How to cook
Peel the potatoes, cut them into pieces and put them in salted water. Boil until ready, strain and mash them to a paste. Add the butter, salt and black pepper to taste, stir until you get a smooth mixture.
Pour the milk in several lots, while stirring nonstop, until smooth (if not needed, don't add all of it) and leave it to cool.
Cut the well washed eggplants into slices, no larger than 1/2″ (1 cm), salt to taste and leave aside while you prepare the filling. Braise the finely chopped onions until softened in 2 tbsp oil, add the mince, cumin and continue frying until the mince turns to bits.
To these, add the finely diced peppers and peeled and grated tomatoes, mixed with 2 pinches sugar. Boil the mixture for the filling on low heat until the juice evaporates, salt it, add black pepper to taste, leave the dish to cool.
Dry the eggplant slices with paper towels and prepare to grill them on a griddle pan, smeared with a little oil. Heat the pan up and arrange the slices to grill, cook on both sides until softened slightly (so they don't fall apart).

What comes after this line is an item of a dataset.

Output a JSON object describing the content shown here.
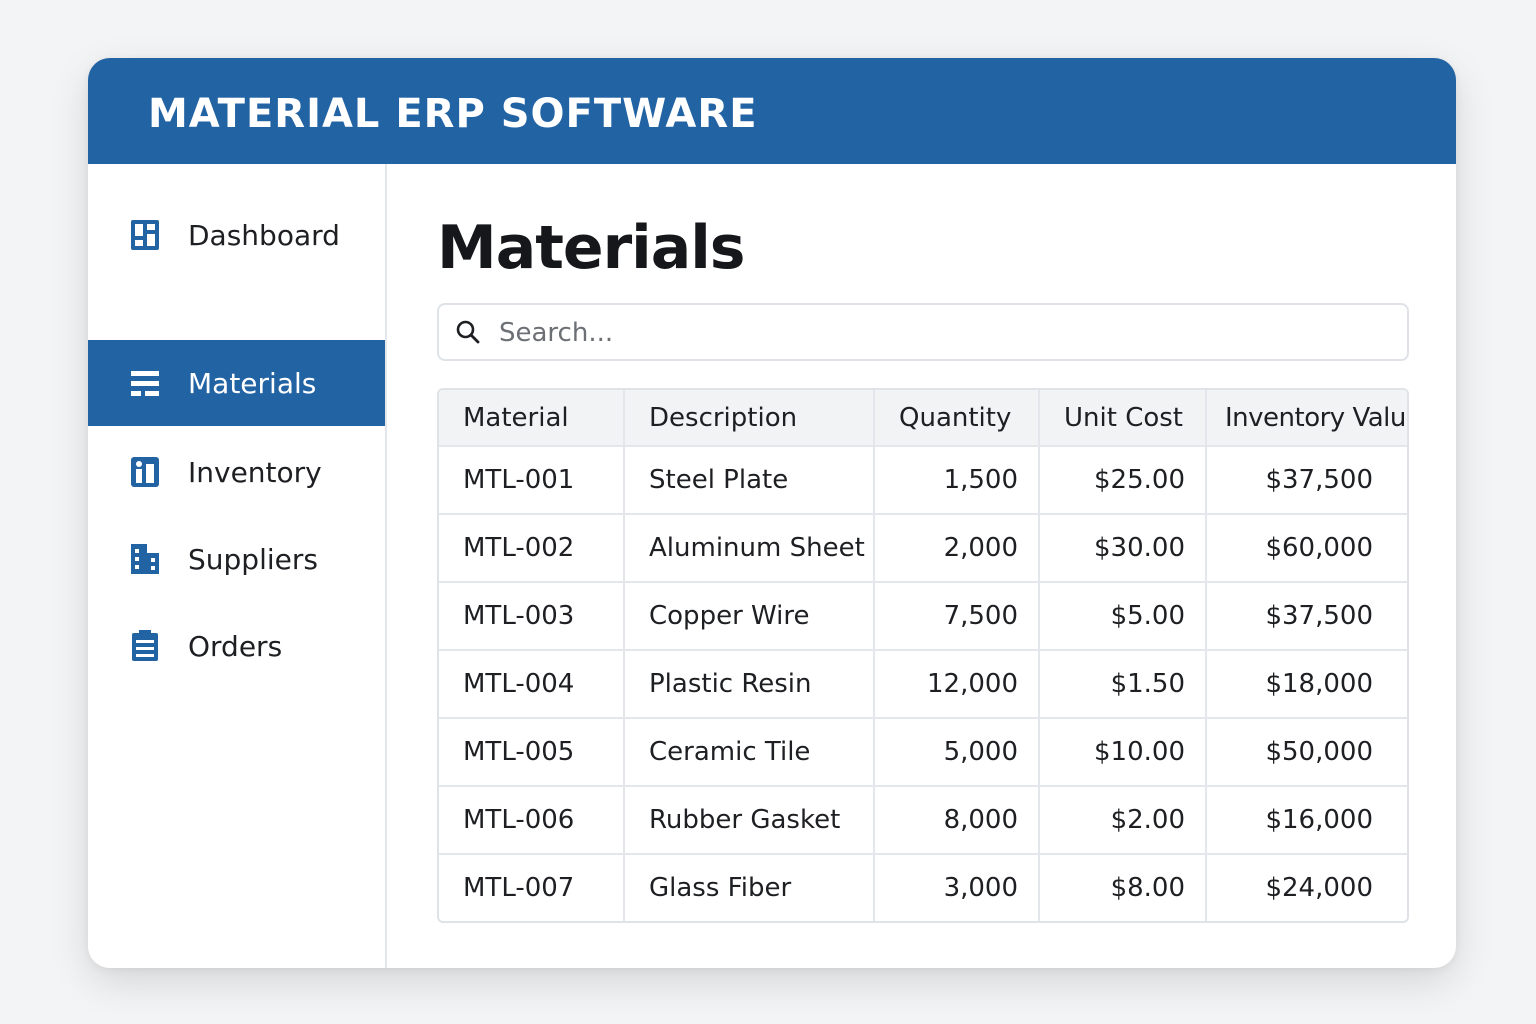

Arrange the eggplant slices, with some space in between them, in an oven dish smeared with a little oil, put 1 tbsp of the filling onto each eggplant slice. With wet hands, shape small flat pitas from the mashed potatoes and put them on top of the filling - try to make a dome and smooth it out with a wet spoon.
Sprinkle the dish with the grated cheese and paprika evenly. Put the oven dish in a preheated 392°F (200 °C) oven and bake to a light, golden crisp.
Serve the dish warm with your favorite salad!